Time to say goodbye, you have doubled your money but between here and 95 it is that time.
Apart from the Elliot waves that some of us seem to recognize in the trading patterns of stocks, there is also the sometimes very obvious fact that markets love symmetry. Not always to the point of perfection but nevertheless close enough to provide a workable basis for making predictions with regard to the future. I have no idea why this often happens or what causes it to happen, nor does it really matter.
The chart below is inflation adjusted along the x axis. A move up or down of a certain magnitude is therefore proportionally the same to a similarly sized move elsewhere on the chart. So the move from the lows of the depression (1929/31) to the highs of 1966 is pretty well equal to the move from 1982 to 2021. In fact if you were to insert a mirror right in the middle perpendicularly to the axis you would see a near perfect image of what actually occurred except that it is upside down.
What happens next is what matters. You will notice right off the bat that just about every time the upper trendline is reached or slightly exceeded stocks drop by at least 50%. This has happened four or five times in the last century and could happen again.
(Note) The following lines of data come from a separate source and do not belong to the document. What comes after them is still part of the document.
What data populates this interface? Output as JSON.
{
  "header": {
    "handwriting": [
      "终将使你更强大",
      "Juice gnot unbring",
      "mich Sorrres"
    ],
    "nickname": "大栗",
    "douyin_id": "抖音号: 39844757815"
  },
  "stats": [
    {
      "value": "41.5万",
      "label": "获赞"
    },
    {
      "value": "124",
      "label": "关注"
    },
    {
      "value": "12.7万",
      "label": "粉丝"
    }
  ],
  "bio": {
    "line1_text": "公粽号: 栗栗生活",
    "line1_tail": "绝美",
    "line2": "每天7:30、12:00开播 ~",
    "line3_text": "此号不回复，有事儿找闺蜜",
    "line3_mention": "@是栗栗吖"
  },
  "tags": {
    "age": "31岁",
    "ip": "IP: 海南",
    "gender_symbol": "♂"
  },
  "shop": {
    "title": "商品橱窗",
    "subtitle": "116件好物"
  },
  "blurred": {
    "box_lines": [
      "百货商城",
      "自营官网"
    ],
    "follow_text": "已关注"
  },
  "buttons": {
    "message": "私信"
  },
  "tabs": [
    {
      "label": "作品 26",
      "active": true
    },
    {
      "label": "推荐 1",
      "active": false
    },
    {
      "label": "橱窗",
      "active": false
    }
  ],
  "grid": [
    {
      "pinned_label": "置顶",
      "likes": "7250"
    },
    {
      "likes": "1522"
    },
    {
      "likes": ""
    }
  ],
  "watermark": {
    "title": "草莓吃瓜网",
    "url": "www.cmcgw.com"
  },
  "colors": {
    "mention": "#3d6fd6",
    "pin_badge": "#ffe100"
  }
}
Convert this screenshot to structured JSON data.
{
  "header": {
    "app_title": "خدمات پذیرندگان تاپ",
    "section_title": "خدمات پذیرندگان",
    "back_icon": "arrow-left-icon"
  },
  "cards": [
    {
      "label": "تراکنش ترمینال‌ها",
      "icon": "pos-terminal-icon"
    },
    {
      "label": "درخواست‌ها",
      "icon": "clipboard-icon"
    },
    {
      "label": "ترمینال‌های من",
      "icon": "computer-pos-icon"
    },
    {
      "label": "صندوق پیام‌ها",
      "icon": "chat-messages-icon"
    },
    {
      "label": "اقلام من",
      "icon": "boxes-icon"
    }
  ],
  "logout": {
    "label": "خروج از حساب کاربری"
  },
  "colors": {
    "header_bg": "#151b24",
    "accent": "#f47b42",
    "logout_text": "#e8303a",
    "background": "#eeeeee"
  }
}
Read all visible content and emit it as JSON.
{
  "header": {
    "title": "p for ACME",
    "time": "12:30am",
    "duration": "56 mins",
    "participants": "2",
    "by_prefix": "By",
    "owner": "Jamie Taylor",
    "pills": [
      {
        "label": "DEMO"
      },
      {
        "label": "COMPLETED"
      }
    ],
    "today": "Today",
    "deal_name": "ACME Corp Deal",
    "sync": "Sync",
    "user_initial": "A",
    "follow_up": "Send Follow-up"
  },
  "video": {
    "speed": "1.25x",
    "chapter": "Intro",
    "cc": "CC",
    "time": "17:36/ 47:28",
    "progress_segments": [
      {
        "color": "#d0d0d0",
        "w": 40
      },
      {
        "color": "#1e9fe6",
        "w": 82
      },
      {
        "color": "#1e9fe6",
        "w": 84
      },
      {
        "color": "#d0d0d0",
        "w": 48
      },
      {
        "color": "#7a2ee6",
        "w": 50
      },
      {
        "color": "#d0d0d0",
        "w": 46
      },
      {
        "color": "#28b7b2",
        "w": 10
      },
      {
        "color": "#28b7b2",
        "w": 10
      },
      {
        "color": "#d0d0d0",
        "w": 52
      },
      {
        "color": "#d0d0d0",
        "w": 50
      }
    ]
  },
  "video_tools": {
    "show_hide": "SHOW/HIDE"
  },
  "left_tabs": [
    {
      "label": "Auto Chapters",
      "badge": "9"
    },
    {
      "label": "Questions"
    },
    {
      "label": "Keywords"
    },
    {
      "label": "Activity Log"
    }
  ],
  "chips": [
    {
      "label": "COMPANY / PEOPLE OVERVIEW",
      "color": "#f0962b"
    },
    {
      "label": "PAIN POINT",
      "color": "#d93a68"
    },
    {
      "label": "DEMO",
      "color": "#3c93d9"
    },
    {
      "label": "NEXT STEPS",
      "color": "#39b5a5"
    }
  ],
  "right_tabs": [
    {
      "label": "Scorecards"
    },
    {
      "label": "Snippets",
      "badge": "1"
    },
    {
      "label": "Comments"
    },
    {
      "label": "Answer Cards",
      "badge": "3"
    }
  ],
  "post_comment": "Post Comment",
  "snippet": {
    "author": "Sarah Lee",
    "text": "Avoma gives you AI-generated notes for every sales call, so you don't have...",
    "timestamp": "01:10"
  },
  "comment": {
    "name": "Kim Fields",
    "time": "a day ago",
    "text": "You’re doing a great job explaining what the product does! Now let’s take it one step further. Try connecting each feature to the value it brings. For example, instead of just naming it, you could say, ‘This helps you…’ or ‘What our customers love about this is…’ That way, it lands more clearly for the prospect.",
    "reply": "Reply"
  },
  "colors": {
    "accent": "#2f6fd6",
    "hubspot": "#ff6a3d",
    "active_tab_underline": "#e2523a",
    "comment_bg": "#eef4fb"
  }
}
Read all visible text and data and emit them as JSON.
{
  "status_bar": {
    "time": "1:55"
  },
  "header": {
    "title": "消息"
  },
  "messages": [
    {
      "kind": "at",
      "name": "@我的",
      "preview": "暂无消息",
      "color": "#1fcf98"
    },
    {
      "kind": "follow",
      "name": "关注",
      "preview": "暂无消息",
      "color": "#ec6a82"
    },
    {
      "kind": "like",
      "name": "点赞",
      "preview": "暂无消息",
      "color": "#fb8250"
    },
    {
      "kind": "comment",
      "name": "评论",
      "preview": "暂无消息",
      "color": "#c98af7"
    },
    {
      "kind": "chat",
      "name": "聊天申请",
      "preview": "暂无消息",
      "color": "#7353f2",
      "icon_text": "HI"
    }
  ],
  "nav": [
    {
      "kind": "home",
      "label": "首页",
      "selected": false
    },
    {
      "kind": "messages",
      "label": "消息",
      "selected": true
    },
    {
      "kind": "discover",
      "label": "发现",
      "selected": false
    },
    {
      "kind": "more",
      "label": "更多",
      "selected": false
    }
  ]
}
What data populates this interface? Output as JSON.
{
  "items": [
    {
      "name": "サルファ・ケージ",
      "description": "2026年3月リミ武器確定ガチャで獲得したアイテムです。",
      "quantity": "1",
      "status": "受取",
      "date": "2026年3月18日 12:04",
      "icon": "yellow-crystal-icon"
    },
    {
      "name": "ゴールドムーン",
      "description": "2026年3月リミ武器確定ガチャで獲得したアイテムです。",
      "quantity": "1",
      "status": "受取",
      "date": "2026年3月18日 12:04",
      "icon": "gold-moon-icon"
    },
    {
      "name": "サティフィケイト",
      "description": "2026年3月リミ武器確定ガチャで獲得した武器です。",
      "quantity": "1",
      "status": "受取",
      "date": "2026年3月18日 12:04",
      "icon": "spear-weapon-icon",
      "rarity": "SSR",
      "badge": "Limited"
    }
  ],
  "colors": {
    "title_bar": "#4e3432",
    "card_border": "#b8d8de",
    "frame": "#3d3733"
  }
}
Sentiment always plays a big role. Those of you who are old enough will remember the book “Dow 36000” written or published in 1999 by James Glassman and Kevin Hassett. The book was received with a good dose of ridicule as it was generally perceived to be too optimistic. In essence the book was about the vanishing premium stocks required over and above debt instruments and on that score it seems to have hit the nail on the head even if the timing was dramatically off. Then nobody believed it and now nobody will embrace the possibility that we might go down big time We are always fully in denial and that is exactly what is needed to make these things happen. By the way Mr. Hassett is an economist and he worked in the Trump administration. He is always smiling from ear to ear, unique for an economist.
We will soon find out if symmetry really matters. I would bet that it does.